Essen, 18. Dezember 2014. Bevor es den Hindukusch hinaufgeht und sich wieder einmal eine westliche Erzählung die Welt nach ihrer Vorstellung zurechtbiegt, herrscht erst einmal Dunkelheit. Ein Vorhang, der auch ein militärisches Tarnnetz sein könnte, verbirgt große Teile von Maximilian Lindners Bühne. Die Vier, die vor ihn treten und sich gemeinsam als somalischer Pirat Ultimo Michael Pussi an das Publikum wenden, sind nur vage zu erkennen. Am deutlichsten zeichnen sich ihre phantastisch anmutenden roten Hüte und ihre Kalaschnikows ab. Das Sichtbare, das sind die Klischees, das Unsichtbare: eine Antwort auf sie.

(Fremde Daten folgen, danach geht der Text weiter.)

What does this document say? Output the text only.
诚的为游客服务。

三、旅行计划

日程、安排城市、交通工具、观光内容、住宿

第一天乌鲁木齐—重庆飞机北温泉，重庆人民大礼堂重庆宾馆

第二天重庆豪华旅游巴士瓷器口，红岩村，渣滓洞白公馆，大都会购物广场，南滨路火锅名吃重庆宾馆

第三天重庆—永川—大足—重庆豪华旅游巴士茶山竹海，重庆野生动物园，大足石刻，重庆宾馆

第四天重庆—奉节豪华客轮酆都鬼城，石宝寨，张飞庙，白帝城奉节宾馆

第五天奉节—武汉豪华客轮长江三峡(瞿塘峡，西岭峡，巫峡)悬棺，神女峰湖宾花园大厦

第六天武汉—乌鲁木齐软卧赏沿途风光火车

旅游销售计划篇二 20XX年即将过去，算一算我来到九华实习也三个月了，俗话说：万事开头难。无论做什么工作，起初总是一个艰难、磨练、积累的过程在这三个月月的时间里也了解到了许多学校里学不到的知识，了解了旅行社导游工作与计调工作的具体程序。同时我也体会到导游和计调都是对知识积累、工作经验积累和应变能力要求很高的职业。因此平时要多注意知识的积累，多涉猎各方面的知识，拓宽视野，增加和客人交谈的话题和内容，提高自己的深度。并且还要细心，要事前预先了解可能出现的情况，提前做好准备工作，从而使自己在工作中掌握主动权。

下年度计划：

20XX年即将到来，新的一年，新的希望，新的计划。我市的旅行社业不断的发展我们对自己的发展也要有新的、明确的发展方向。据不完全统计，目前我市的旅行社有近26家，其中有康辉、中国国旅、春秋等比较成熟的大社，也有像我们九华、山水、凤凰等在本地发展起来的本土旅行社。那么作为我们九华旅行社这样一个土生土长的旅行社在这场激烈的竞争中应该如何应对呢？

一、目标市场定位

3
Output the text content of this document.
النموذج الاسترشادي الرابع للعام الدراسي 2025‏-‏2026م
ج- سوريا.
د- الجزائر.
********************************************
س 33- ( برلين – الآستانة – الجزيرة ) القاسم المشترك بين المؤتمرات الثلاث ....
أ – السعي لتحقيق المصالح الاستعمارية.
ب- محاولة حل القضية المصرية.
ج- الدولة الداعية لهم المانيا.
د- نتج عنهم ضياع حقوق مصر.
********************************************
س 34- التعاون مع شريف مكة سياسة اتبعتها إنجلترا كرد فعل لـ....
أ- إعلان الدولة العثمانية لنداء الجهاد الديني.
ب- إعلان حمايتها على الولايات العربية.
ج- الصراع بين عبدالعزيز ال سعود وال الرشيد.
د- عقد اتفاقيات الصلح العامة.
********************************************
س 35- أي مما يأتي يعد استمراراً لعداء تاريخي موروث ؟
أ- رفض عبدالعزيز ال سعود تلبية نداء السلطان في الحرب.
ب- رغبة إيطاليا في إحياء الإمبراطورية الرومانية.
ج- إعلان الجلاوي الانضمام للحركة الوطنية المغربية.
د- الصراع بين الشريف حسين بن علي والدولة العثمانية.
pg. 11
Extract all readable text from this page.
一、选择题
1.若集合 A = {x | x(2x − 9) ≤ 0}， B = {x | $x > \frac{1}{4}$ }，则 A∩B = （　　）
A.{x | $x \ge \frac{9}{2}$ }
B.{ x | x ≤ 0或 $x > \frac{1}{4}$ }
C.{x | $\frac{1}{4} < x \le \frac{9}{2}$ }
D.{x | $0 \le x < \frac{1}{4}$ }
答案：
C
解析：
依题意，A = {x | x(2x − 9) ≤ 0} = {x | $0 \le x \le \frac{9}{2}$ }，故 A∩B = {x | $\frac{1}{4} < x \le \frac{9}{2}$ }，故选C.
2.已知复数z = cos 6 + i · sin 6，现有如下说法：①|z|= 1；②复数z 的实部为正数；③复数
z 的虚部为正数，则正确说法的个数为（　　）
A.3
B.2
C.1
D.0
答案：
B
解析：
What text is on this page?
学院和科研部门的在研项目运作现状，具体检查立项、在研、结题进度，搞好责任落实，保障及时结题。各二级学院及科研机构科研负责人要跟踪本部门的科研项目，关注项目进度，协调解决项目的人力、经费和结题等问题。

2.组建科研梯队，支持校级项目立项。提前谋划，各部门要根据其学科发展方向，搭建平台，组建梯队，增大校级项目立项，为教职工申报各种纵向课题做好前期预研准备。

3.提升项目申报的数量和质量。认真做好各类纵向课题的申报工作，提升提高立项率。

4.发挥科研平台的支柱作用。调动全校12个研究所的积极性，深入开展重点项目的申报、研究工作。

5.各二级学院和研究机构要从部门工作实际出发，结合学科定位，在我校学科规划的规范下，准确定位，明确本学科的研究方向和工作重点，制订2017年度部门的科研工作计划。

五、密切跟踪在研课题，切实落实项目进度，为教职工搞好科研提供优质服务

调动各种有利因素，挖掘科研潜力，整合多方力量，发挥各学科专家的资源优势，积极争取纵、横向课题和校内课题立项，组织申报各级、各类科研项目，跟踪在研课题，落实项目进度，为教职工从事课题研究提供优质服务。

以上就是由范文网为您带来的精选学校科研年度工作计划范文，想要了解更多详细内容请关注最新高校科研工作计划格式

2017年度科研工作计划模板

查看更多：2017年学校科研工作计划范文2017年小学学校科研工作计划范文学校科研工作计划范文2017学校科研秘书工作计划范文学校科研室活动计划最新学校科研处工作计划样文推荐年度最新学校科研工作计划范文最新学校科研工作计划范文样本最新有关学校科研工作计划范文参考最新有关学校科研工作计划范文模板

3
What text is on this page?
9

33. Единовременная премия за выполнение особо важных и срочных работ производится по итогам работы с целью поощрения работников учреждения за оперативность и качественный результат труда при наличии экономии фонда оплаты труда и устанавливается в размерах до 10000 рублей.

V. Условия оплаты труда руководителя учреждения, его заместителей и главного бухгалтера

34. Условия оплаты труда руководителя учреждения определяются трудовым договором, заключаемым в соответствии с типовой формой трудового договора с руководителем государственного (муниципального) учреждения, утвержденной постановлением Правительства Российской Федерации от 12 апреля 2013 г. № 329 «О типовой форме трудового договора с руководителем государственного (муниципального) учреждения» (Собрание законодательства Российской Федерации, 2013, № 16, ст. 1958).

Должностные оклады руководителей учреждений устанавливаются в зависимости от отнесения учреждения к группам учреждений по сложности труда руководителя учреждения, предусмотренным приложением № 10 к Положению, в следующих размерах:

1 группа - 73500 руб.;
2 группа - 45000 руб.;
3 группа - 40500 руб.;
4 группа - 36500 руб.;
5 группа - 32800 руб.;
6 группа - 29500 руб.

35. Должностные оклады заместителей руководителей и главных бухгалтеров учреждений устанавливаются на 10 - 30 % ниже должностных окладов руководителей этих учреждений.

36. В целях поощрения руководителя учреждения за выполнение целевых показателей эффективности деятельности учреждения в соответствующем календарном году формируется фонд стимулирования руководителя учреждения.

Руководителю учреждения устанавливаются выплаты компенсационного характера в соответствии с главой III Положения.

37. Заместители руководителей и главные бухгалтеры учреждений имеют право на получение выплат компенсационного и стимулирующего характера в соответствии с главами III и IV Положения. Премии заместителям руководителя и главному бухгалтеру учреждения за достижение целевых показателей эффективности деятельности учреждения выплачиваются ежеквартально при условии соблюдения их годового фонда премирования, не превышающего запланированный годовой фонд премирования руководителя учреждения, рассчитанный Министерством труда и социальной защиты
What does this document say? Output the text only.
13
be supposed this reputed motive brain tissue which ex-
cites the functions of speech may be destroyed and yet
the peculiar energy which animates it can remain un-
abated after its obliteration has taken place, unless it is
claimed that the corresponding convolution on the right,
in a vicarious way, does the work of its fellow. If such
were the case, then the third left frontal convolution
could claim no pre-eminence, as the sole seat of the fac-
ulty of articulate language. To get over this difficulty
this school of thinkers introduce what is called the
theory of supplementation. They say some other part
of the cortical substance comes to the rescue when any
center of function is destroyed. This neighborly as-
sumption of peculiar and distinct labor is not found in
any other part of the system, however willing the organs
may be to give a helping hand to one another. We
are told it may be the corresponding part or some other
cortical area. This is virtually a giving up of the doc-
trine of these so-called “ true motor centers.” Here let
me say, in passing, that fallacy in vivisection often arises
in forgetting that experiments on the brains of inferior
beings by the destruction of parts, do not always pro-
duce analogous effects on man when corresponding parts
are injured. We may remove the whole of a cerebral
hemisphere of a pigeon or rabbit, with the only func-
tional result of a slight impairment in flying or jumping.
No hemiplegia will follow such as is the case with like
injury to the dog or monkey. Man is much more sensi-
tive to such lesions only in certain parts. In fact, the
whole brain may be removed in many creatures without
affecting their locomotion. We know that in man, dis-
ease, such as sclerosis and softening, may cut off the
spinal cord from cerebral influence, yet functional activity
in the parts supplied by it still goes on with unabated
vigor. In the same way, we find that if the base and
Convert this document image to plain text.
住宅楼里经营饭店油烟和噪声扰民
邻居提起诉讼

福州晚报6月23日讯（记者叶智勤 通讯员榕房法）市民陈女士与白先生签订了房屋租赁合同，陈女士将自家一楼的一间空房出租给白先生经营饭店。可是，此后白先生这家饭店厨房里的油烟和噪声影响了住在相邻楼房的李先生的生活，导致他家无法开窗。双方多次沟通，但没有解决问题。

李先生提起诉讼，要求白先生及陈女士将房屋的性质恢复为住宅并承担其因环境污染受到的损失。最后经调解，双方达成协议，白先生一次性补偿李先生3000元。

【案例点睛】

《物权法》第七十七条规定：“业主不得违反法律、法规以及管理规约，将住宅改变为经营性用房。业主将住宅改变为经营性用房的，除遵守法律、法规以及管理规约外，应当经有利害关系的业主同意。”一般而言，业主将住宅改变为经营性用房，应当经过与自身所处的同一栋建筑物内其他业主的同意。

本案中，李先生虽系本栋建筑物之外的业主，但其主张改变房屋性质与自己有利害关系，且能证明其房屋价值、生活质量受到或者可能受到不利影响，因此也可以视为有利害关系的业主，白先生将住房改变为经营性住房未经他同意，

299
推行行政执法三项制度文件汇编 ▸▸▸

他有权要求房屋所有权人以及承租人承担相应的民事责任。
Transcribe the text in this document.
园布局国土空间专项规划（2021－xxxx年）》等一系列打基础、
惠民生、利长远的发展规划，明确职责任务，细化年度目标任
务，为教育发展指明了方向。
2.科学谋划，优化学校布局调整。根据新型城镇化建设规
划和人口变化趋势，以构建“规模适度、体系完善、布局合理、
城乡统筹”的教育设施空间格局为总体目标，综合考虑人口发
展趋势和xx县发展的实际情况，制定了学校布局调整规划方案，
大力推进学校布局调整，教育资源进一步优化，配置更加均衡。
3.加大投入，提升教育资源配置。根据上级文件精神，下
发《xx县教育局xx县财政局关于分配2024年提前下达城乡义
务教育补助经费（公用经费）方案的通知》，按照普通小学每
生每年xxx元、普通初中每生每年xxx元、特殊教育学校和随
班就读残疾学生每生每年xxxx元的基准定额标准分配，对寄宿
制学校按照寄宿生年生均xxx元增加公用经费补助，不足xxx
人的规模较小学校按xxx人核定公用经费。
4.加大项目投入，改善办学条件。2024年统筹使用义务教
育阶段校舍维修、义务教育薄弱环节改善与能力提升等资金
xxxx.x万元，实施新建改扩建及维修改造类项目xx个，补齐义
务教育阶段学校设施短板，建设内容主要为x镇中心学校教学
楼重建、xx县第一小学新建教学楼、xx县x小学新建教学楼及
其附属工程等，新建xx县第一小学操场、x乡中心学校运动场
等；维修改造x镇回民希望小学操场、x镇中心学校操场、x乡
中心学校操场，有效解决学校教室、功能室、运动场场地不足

Furcht und Folklore, viel mehr fällt dem Westen zu dem "schwarzen Neger aus Somalia", so stellt sich der in Hamburg vor Gericht stehende Pirat bei Wolfram Lotz selbst vor, nicht ein. Und genau dagegen sprechen nun Stephanie Schönfeld, Jörg Malchow, Johann David Talinski und Axel Holst an. Natürlich ist Ultimo Michael Pussis Verteidigungsrede, die bei ihnen einen wunderbar lakonischen Ton hat, eine rein literarische Phantasie. Von der Realität lässt sich Wolfram Lotz aus Prinzip nicht im Geringsten einengen. Und gerade dieser Zug ins Irreale verleiht den vier Stimmen aus dem Dunkel eine enorme Kraft. Sie erinnern mit aller Macht daran, dass die Wirklichkeit anders, reicher und komplexer ist als alles, was die Nachrichten täglich behaupten.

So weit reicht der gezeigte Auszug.